Thank you for telling me. No hover. I’m on the couch trying to teach Gage manners.
Across from me, Gage raises one eyebrow without looking away from his rig.
Juno: Tell him I appreciate his bat energy.
Juno: Also tell him I know he stiff-arms sentiments and that’s fine because I have enough for both of us.
I read that out loud. Gage goes a little pink around the ears. “Tell her to hydrate,” he mutters, which in Gage meanstell her I care.
Hydrate. Orders from the bat.
Juno: Wow, powerful. Drinking water now.
Juno: …fine, half a glass. Don’t narc me out.
I grin at the screen like an idiot. Gage sees and sets his rig down, and stands. “I’m going to go scrub the plate frames in mycave,” he says, gesturing to his room-slash-lab like a troll under a bridge. He pauses at the hall. “Hey, Arrow?”
“Yeah?”
“You’re not wrong to want to keep her breathing.” He scratches his jaw. “Just don’t do it by taking her lungs.”
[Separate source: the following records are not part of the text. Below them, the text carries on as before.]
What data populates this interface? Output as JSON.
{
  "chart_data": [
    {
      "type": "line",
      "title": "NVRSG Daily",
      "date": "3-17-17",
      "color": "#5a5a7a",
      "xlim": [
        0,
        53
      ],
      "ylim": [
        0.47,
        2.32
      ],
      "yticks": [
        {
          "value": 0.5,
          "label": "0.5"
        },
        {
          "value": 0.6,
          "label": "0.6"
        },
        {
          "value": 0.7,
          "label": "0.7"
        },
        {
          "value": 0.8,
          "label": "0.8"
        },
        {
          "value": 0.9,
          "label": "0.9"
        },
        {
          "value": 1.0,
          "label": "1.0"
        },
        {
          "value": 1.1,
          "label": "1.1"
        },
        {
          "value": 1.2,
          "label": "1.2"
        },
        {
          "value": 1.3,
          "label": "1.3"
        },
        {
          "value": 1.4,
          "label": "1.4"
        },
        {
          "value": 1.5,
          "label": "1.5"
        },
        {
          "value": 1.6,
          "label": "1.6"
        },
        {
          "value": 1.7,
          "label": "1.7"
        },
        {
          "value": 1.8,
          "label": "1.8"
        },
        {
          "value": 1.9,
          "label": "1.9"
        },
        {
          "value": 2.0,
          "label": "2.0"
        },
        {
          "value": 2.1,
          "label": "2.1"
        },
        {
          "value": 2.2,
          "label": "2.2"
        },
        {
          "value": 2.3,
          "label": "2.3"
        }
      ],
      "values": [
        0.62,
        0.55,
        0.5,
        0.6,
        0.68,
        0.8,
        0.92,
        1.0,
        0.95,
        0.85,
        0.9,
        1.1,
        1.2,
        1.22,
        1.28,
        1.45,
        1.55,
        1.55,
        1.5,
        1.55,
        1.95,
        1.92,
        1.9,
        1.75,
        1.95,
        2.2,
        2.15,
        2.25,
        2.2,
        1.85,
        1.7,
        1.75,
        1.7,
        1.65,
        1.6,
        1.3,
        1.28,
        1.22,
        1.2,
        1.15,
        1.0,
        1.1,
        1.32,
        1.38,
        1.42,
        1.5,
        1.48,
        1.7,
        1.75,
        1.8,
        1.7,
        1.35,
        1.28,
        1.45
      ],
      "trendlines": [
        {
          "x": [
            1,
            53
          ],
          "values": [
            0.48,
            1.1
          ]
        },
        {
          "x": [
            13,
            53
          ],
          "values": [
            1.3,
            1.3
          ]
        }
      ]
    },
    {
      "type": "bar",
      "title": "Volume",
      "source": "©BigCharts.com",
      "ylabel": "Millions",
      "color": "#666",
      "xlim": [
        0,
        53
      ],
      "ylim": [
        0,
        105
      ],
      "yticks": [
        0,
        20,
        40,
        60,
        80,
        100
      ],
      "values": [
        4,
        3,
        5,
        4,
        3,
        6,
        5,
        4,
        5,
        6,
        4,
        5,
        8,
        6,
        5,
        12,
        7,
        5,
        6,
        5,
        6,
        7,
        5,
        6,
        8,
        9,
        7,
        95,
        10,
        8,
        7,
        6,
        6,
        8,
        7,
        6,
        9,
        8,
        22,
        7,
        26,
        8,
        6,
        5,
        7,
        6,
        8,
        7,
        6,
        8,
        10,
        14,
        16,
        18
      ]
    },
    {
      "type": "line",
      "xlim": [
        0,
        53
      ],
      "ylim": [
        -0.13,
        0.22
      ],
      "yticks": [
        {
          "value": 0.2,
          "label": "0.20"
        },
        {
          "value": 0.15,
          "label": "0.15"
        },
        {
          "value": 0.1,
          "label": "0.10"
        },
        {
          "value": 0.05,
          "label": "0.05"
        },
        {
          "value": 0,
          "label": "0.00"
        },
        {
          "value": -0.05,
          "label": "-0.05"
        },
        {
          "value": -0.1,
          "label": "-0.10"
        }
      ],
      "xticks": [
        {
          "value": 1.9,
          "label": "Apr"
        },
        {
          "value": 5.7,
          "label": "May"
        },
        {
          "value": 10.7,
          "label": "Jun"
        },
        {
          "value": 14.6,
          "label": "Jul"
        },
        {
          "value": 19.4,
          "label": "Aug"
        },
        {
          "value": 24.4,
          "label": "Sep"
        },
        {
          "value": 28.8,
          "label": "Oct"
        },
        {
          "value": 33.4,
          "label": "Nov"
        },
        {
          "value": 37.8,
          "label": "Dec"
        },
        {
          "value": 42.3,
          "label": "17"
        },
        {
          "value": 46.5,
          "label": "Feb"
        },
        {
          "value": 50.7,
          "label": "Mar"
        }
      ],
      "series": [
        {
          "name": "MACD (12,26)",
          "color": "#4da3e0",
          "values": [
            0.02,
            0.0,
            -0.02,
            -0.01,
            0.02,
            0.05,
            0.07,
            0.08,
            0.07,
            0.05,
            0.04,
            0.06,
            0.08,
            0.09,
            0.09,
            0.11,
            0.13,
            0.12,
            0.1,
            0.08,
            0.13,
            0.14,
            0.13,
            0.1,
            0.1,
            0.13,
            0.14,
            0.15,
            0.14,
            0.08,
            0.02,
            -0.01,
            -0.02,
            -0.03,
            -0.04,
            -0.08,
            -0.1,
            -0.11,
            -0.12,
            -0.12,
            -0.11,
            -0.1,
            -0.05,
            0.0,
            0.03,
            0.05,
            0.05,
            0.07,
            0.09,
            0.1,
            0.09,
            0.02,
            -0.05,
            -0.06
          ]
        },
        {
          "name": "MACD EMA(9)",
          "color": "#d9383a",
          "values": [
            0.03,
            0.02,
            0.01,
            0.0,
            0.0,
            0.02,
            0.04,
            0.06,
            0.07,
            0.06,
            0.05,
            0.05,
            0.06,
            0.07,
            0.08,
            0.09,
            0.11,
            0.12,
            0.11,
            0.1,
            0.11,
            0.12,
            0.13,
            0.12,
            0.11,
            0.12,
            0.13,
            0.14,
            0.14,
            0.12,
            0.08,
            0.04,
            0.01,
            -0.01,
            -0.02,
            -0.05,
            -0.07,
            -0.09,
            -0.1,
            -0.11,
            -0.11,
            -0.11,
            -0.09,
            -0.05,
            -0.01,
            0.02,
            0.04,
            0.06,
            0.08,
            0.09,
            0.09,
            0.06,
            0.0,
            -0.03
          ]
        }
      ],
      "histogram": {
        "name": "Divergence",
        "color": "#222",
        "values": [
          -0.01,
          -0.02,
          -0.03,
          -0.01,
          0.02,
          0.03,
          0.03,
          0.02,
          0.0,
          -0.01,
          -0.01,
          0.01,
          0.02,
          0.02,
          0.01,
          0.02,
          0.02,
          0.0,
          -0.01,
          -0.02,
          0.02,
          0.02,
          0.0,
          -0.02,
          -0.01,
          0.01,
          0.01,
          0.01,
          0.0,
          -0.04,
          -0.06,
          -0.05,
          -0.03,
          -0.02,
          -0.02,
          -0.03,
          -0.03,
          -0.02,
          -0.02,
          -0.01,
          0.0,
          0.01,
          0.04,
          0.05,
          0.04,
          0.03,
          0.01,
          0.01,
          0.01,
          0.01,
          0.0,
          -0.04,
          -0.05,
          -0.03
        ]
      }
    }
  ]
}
That hits hard. “Got it, thanks.”
He disappears down the hall. The apartment gets very quiet, the kind of quiet that feels like a held breath rather than an absence. I stretch out on the couch, one knee up, phone balanced on my thigh.
What are you listening to?
Juno: Do not laugh.
Juno: Hold The Peppers—the live album. Yelling along quietly so my neighbors don’t file a complaint.
My heart does an undignified thing. Hold The Peppers was our shared rope-ladder in high school. We traded bootleg recordings on burned CDs and argued about whether the drummer’s fill in “Statue of Liberty Tax Fraud” was intentional (it was, Gage later proved it in a waveform).
Track 7?
Juno: Obviously. The clap-clap before the bridge still makes me think I’m invincible.
You are. But also maybe don’t try parkour off your couch.
Juno: Parkour is a state of mind.
Juno: What about you? Listening to anything besides router fans and your conscience?
I chuckle, thumb hovering.
I queued the demo where they mess up the second verse and keep going.
I love it when they don’t cut the mistakes.
A pause. Then:
Juno: Of course you do. That’s very… you.
Juno: Do you remember the basement show senior year? You snuck me in because my mother thought I had the flu.